Both experts and principals' groups say there is no data on the different approaches that schools are taking, and that the issue is too new for any solid evidence on what is the best approach.
Albany Senior High principal Claire Amos said schools were trying to balance the educational advantages of smartphones and other devices against emerging evidence of emotional harm from over-use.
Top Auckland school bans phones (and the students claim they are happy)
Cellphone ban helps low-decile Māori school top NCEA ranks
She allows students to keep phones with them and to use them without restrictions at intervals, although they are not supposed to use them in class except as "learning tools".
"We encourage students to only have their cellphone out if they need it, but we also recognise that cellphones are often learning tools and they have every reason to use them in the classroom," she said.
"I also recognise that there is some pretty compelling evidence that the amount of screen time that young people are engaged in seems like it is doing potentially some harm."
But she said this was not just a problem for children.
"It can sometimes be ironic if you ask a student about their parents' technology use and they say, 'They never talk to us'," she said.
She said experience with alcohol showed that banning things only drove them underground, so it was better to help young people develop strategies to manage how they used things that could be harmful.
Northcross Intermediate School principal Jonathon Tredray said his students had to put their phones in a box in their classrooms when they arrived at school, and could not use them at intervals, but could take them out of the box when they were needed for learning.

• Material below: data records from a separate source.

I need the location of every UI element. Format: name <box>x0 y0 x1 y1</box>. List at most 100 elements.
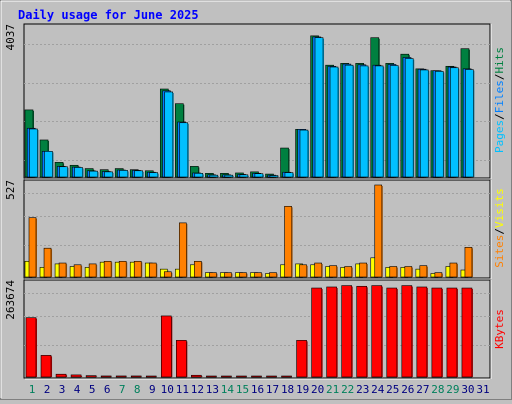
bar-sites-day-4 <box>73 264 83 278</box>
bar-pages-day-24-fill <box>374 65 384 178</box>
bar-pages-day-13-fill <box>209 174 219 178</box>
bar-pages-day-4 <box>74 167 84 178</box>
bar-sites-day-17-fill <box>269 272 277 278</box>
bar-sites-day-20 <box>314 262 323 278</box>
bar-kbytes-day-23-fill <box>356 285 368 378</box>
bar-kbytes-day-7-fill <box>115 375 127 378</box>
bar-sites-day-3 <box>58 262 68 278</box>
legend-entry: / <box>493 74 506 81</box>
bar-pages-day-3 <box>59 166 69 178</box>
legend-entry: Sites <box>493 235 506 268</box>
bar-pages-day-6-fill <box>104 171 113 178</box>
bar-kbytes-day-24 <box>371 285 383 378</box>
x-tick-label-day-25: 25 <box>386 383 399 396</box>
bar-kbytes-day-13-fill <box>206 375 217 378</box>
x-tick-label-day-9: 9 <box>149 383 156 396</box>
x-tick-label-day-20: 20 <box>311 383 324 396</box>
bar-kbytes-day-19-fill <box>296 340 307 378</box>
x-tick-label-day-16: 16 <box>251 383 264 396</box>
bar-sites-day-19-fill <box>299 264 307 278</box>
bar-sites-day-16 <box>254 272 263 278</box>
bar-pages-day-11-fill <box>179 122 189 178</box>
bar-sites-day-10 <box>163 271 173 278</box>
bar-sites-day-4-fill <box>73 264 82 278</box>
bar-pages-day-5-fill <box>89 170 98 178</box>
bar-sites-day-1 <box>28 217 37 278</box>
bar-pages-day-4-fill <box>74 167 83 178</box>
bar-kbytes-day-28-fill <box>431 287 443 378</box>
bar-sites-day-17 <box>269 272 278 278</box>
bar-kbytes-day-1-fill <box>25 317 37 378</box>
bar-kbytes-day-13 <box>206 375 217 378</box>
bar-pages-day-2-fill <box>44 151 53 178</box>
bar-kbytes-day-20 <box>311 287 323 378</box>
bar-sites-day-10-fill <box>163 271 172 278</box>
bar-sites-day-14 <box>224 272 233 278</box>
bar-kbytes-day-20-fill <box>311 287 322 378</box>
legend-entry: Hits <box>493 47 506 74</box>
bar-sites-day-26 <box>404 266 413 278</box>
bar-kbytes-day-2-fill <box>40 355 52 378</box>
bar-pages-day-20 <box>314 37 325 178</box>
bar-sites-day-24 <box>374 184 383 278</box>
bar-kbytes-day-26 <box>401 285 413 378</box>
bar-sites-day-3-fill <box>58 262 67 278</box>
x-tick-label-day-12: 12 <box>191 383 204 396</box>
bar-kbytes-day-15 <box>236 375 247 378</box>
x-tick-label-day-1: 1 <box>29 383 36 396</box>
bar-sites-day-9-fill <box>148 262 157 278</box>
bar-sites-day-1-fill <box>28 217 37 278</box>
bar-kbytes-day-5 <box>85 375 98 378</box>
bar-kbytes-day-18 <box>281 375 292 378</box>
bar-sites-day-2-fill <box>43 247 52 278</box>
panel-hits-files-pages: 4037 <box>4 23 492 180</box>
bar-kbytes-day-30-fill <box>461 287 473 378</box>
bar-pages-day-12 <box>194 173 204 178</box>
bar-sites-day-21-fill <box>329 265 337 278</box>
bar-kbytes-day-29-fill <box>446 287 458 378</box>
legend-entry: KBytes <box>493 309 506 349</box>
bar-pages-day-17 <box>269 175 279 178</box>
bar-kbytes-day-11-fill <box>176 340 187 378</box>
bar-sites-day-23-fill <box>359 262 368 278</box>
x-tick-label-day-30: 30 <box>461 383 474 396</box>
x-tick-label-day-18: 18 <box>281 383 294 396</box>
x-tick-label-day-10: 10 <box>161 383 174 396</box>
bar-sites-day-12 <box>194 260 203 278</box>
bar-sites-day-30-fill <box>464 247 473 278</box>
bar-kbytes-day-6 <box>100 375 113 378</box>
bar-kbytes-day-10 <box>160 315 173 378</box>
legend-entry: / <box>493 228 506 235</box>
x-tick-label-day-26: 26 <box>401 383 414 396</box>
bar-kbytes-day-19 <box>296 340 308 378</box>
bar-kbytes-day-27 <box>416 286 428 378</box>
bar-kbytes-day-21 <box>326 286 338 378</box>
bar-kbytes-day-25-fill <box>386 287 398 378</box>
bar-pages-day-22-fill <box>344 64 354 178</box>
legend-panel-3: KBytes <box>493 309 506 349</box>
legend-panel-2: Sites/Visits <box>493 188 506 268</box>
x-axis-day-labels: 1 2 3 4 5 6 7 8 9 10 11 12 13 14 15 16 17 18 19 20 21 22 23 24 2… <box>29 383 490 396</box>
x-tick-label-day-22: 22 <box>341 383 354 396</box>
bar-sites-day-24-fill <box>374 184 383 278</box>
bar-pages-day-30 <box>465 69 475 178</box>
bar-pages-day-23-fill <box>359 65 369 178</box>
x-tick-label-day-27: 27 <box>416 383 429 396</box>
x-tick-label-day-21: 21 <box>326 383 339 396</box>
bar-pages-day-1 <box>29 128 39 178</box>
legend-entry: Visits <box>493 188 506 228</box>
bar-pages-day-28 <box>434 71 445 178</box>
bar-pages-day-17-fill <box>269 175 279 178</box>
bar-sites-day-7-fill <box>118 260 127 278</box>
bar-sites-day-11 <box>179 222 188 278</box>
bar-kbytes-day-14 <box>221 375 232 378</box>
bar-pages-day-3-fill <box>59 166 68 178</box>
bar-pages-day-20-fill <box>314 37 324 178</box>
panel-visits-sites: 527 <box>4 179 492 280</box>
bar-kbytes-day-9-fill <box>145 375 157 378</box>
bar-pages-day-19 <box>299 129 309 178</box>
bar-pages-day-26 <box>404 58 415 178</box>
bar-sites-day-15 <box>239 272 248 278</box>
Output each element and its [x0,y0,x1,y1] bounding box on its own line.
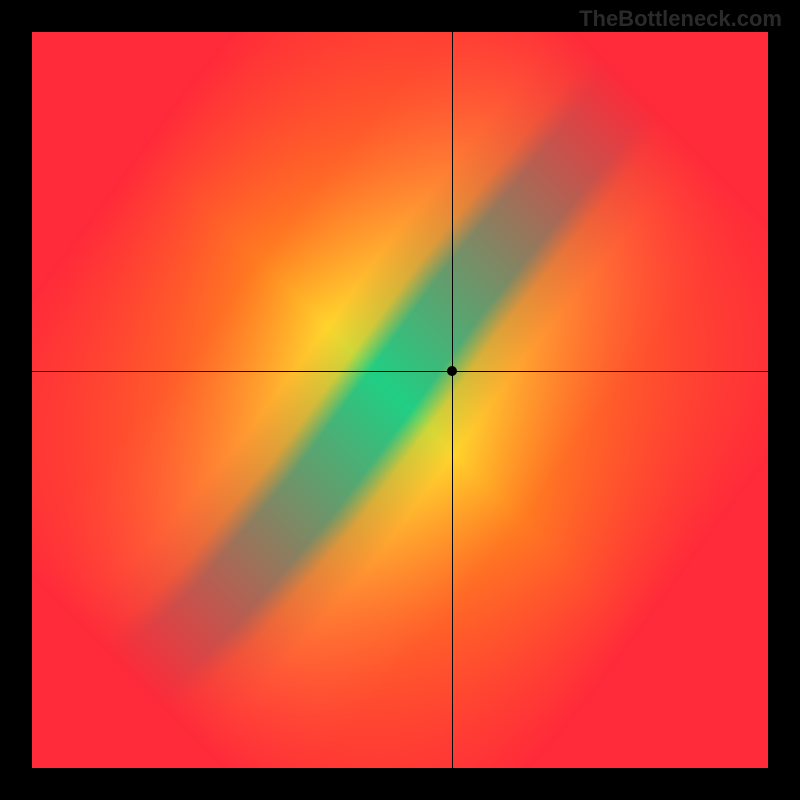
chart-area [32,32,768,768]
crosshair-horizontal [32,371,768,372]
heatmap-canvas [32,32,768,768]
watermark-text: TheBottleneck.com [579,6,782,32]
chart-container: TheBottleneck.com [0,0,800,800]
crosshair-vertical [452,32,453,768]
marker-point [447,366,457,376]
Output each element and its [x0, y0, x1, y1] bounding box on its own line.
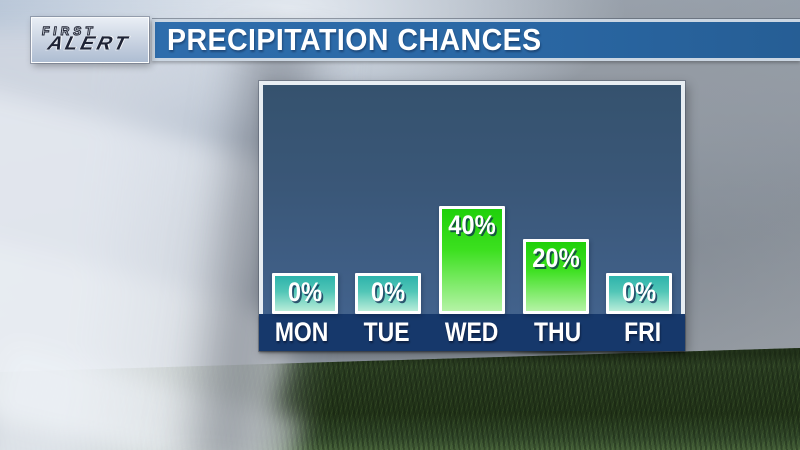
day-label-mon: MON [274, 317, 329, 347]
bar-column: 20% [514, 85, 598, 314]
bar-column: 0% [263, 85, 347, 314]
day-label-tue: TUE [363, 317, 410, 347]
bar-value-label: 0% [371, 277, 406, 307]
precip-bar-mon: 0% [271, 273, 338, 314]
title-banner: PRECIPITATION CHANCES [152, 19, 800, 61]
precip-bar-fri: 0% [606, 273, 673, 314]
bar-column: 40% [430, 85, 514, 314]
day-label-wed: WED [445, 317, 499, 347]
day-label-fri: FRI [623, 317, 661, 347]
page-title: PRECIPITATION CHANCES [166, 22, 542, 57]
bar-value-label: 0% [621, 277, 657, 307]
precipitation-chart-panel: 0% 0% 40% 20% 0% MON TUE WED THU FRI [259, 81, 685, 351]
precip-bar-thu: 20% [522, 239, 589, 314]
day-label-thu: THU [533, 317, 581, 347]
day-strip: MON TUE WED THU FRI [259, 314, 685, 351]
precip-bar-wed: 40% [438, 206, 505, 314]
bar-column: 0% [597, 85, 681, 314]
chart-bars: 0% 0% 40% 20% 0% [259, 81, 685, 314]
bar-column: 0% [347, 85, 431, 314]
bar-value-label: 0% [287, 277, 322, 307]
first-alert-logo: FIRST ALERT [31, 17, 149, 63]
logo-line-alert: ALERT [45, 33, 133, 55]
bar-value-label: 20% [531, 243, 580, 273]
bar-value-label: 40% [448, 210, 496, 240]
precip-bar-tue: 0% [355, 273, 422, 314]
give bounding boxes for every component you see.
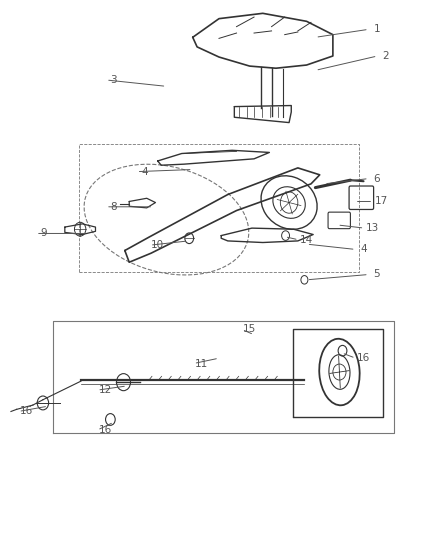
Text: 9: 9: [40, 229, 47, 238]
Text: 3: 3: [110, 75, 117, 85]
Text: 4: 4: [360, 245, 367, 254]
Text: 16: 16: [20, 407, 33, 416]
Text: 13: 13: [366, 223, 379, 233]
Text: 16: 16: [357, 353, 370, 363]
Text: 15: 15: [243, 325, 256, 334]
Text: 12: 12: [99, 385, 112, 395]
Text: 11: 11: [195, 359, 208, 368]
Text: 6: 6: [373, 174, 380, 183]
Text: 16: 16: [99, 425, 112, 435]
Text: 14: 14: [300, 235, 313, 245]
Text: 8: 8: [110, 202, 117, 212]
Text: 1: 1: [373, 25, 380, 34]
Text: 5: 5: [373, 270, 380, 279]
Text: 17: 17: [374, 197, 388, 206]
Text: 4: 4: [141, 167, 148, 176]
Text: 2: 2: [382, 51, 389, 61]
Text: 10: 10: [151, 240, 164, 250]
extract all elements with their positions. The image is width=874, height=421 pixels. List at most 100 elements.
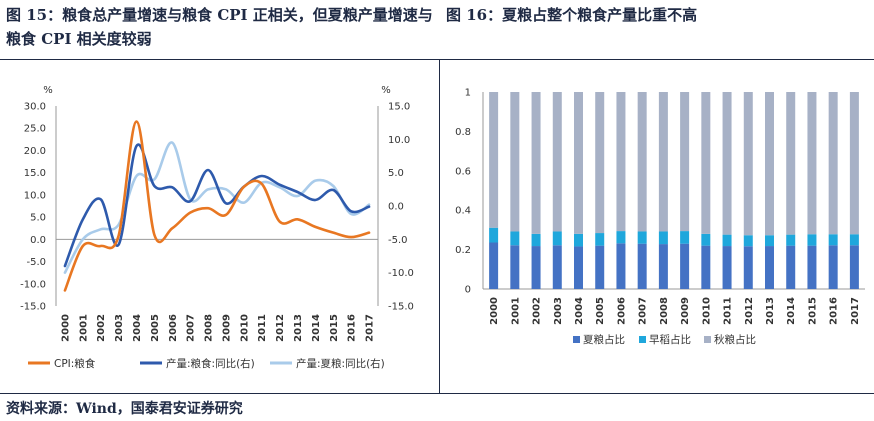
y-tick-label: 0.6: [455, 166, 471, 177]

"We are finding they are using them more and more in the class for their learning," he said.
"For example, at the moment they are filming each other doing their speeches and playing it back."
Secondary Principals' Association president Deidre Shea said her school, Onehunga High School, allowed students to use their phones at intervals but they had to turn them off in class.
"Probably that is a fairly typical approach," she said.
"Most schools would have challenges around that at some time. That's probably one of the reasons why some of the schools are swinging back, as well as the lack of social engagement."
Principals' Federation president Whetu Cormick said primary schools were concerned about growing numbers of new-entrant children arriving at school with poor language abilities because both they and their parents have spent too much time on their phones instead of talking to each other.
"For little people, language development happens through conversations with people, not with a screen," he said.
His school, Bathgate Park School in Dunedin, requires children to hand their phones in when they come to school and does not allow them in the playground.
"They should be outside playing with one another," he said.
"We have a policy. If parents require them to bring them [phones] to school, they have to hand it in to the teacher. If they are found, they are confiscated."
Dr Nina Hood, an Auckland University lecturer and founder of the Education Hub , said cellphones could be used to enhance learning, but there was growing evidence of damage caused by "over-connectedness".
"It's as much about supporting young people to understand about proper and effective use of all types of technology," she said.
"It's supporting them to understand when it is appropriate to use a phone, how to use a phone to enhance their learning, and to be aware of the risk."